In the last post, I showed you pictures of the first car I wanted and the first car I ended up with. But, I finally got a Jeep.
Kaiser Jeep Corporation made a big mistake in 1970 when it sold itself to American Motors which ultimately got scooped up by Chrysler which merged with Fiat. When I was growing up, there were still a lot of Jeeps on the road with the original CJs (civilian jeep) carrying a Willys-Overland or a Willy’s Motors logo. A friend of mine had an early CJ-2A that we drove all over north Florida for years at its maximum speed of 45 mph and a four-wheel-drive that could only be engaged by manually changing the setting of the front hub caps (before you could shift into high or low range). The first thing you needed to remember was to turn on the ignition before stepping on the starter button.

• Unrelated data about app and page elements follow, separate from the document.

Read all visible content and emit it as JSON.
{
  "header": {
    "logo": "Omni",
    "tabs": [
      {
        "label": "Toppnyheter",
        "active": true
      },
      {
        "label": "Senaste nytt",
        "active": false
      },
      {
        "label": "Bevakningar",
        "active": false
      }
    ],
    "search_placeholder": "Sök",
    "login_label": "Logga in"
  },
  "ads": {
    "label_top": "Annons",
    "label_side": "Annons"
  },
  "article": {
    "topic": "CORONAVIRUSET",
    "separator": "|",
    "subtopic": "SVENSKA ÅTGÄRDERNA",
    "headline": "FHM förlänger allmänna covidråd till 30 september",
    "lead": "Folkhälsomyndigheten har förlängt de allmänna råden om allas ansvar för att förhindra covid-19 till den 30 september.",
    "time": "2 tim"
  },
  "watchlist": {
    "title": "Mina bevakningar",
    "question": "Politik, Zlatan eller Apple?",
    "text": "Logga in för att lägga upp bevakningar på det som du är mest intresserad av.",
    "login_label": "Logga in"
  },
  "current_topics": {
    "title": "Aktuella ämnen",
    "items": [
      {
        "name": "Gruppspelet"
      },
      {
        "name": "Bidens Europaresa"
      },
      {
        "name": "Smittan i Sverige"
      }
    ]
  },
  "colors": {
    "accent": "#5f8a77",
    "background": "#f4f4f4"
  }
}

My Jeep was much newer, a CJ-5 “Universal” built by Kaiser in 1970 before they sold out to the anger of Jeep purists everywhere. The top speed was about 80 though you really didn’t want to do that often. The four-wheel-drive still had to be locked in or out (before shifting) with the Free Lock or Warn hubs. This model had a Buick engine, removable doors and removable top. Fortunately, the manual starter button was gone. The manual choke was still there and you could blow off your muffler if you forgot to push it back in before shifting into second. I always had studded snow tires on mine during the winter months when I lived in Illinois.

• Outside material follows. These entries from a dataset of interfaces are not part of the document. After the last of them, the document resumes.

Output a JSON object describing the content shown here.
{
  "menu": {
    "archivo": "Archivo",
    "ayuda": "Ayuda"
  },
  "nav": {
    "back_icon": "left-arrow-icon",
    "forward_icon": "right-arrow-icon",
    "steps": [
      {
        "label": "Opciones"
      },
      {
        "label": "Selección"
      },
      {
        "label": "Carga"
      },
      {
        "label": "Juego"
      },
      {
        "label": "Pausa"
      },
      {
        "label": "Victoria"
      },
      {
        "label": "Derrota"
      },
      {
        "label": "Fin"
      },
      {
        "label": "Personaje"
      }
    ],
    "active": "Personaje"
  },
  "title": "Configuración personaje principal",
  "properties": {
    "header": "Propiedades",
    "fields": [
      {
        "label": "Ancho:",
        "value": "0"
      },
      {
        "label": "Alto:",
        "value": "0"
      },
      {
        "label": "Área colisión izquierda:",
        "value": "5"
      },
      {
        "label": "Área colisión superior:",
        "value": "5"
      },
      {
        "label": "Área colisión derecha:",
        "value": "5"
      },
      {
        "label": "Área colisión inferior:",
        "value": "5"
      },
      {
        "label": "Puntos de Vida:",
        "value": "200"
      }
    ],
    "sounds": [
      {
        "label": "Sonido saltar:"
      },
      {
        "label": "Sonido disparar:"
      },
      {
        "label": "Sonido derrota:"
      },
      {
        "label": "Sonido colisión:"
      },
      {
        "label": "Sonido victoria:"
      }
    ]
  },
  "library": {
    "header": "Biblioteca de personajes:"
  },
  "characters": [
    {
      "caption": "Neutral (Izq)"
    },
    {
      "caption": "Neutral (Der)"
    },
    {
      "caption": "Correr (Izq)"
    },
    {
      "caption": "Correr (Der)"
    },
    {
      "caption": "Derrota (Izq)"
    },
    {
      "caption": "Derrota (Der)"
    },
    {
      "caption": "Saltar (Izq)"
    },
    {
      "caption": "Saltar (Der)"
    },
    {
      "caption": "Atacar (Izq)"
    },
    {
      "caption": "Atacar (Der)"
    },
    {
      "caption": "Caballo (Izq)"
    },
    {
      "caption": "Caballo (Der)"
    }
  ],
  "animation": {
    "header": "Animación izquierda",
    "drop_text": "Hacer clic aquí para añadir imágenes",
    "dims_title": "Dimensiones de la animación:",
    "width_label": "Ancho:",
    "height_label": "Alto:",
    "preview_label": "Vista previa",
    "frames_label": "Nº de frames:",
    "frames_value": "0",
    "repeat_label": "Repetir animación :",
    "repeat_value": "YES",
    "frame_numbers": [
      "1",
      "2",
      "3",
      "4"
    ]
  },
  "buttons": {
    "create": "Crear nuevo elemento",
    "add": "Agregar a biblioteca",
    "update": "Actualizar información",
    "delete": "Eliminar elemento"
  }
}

On casual Friday, I still had to dress in clothes like those in this picture. The Jeep was fun to drive but noisy at highway speeds. Drove it from Northern Illinois to Glacier Park Montana once. At some point, I got flagged down by a trucker standing by his broken-down rig at the side of the road. Took him five miles to a gas station. He thanked me and said that he sure as hell preferred the relative quiet of his Mack truck to the “noisy contraption” I was driving.
I still had the Jeep when I moved to Georgia in 1975, though it was becoming nearly undrivable. Going up hills on the Interstates, my speed dropped to 40 mph. I picked up a hitchhiker in a rainstorm who had been standing beneath an overpass; he got out five miles down the road because of our slow progress and the fact we were showed with water through the falling-apart top every time a big rig passed. Sold it a year later. I was sad to see it go, but on a college teacher’s salary, I couldn’t afford to repair it. Traded with another college teacher, ending up with an Opel that tended to randomly catch fire on the I-285 connector around Atlanta (where everyone except me was driving at NASCAR speeds). They still do.
My wife and I ended up driving a Grand Cherokee once when we got upgraded by the rental car company from the Taurus we selected to this red barge. It was comfy. Had a radio. Had A/C. Bucket seats. But I really wasn’t a Jeep. Plus it cost a whole lot of money.
Now there’s a bunch of foreign stuff out there built to look like a Jeep. I won’t touch the stuff because I still remember, with more nostalgia than sense, the days when buying a real working Jeep meant something–as suggested by this old advertising poster.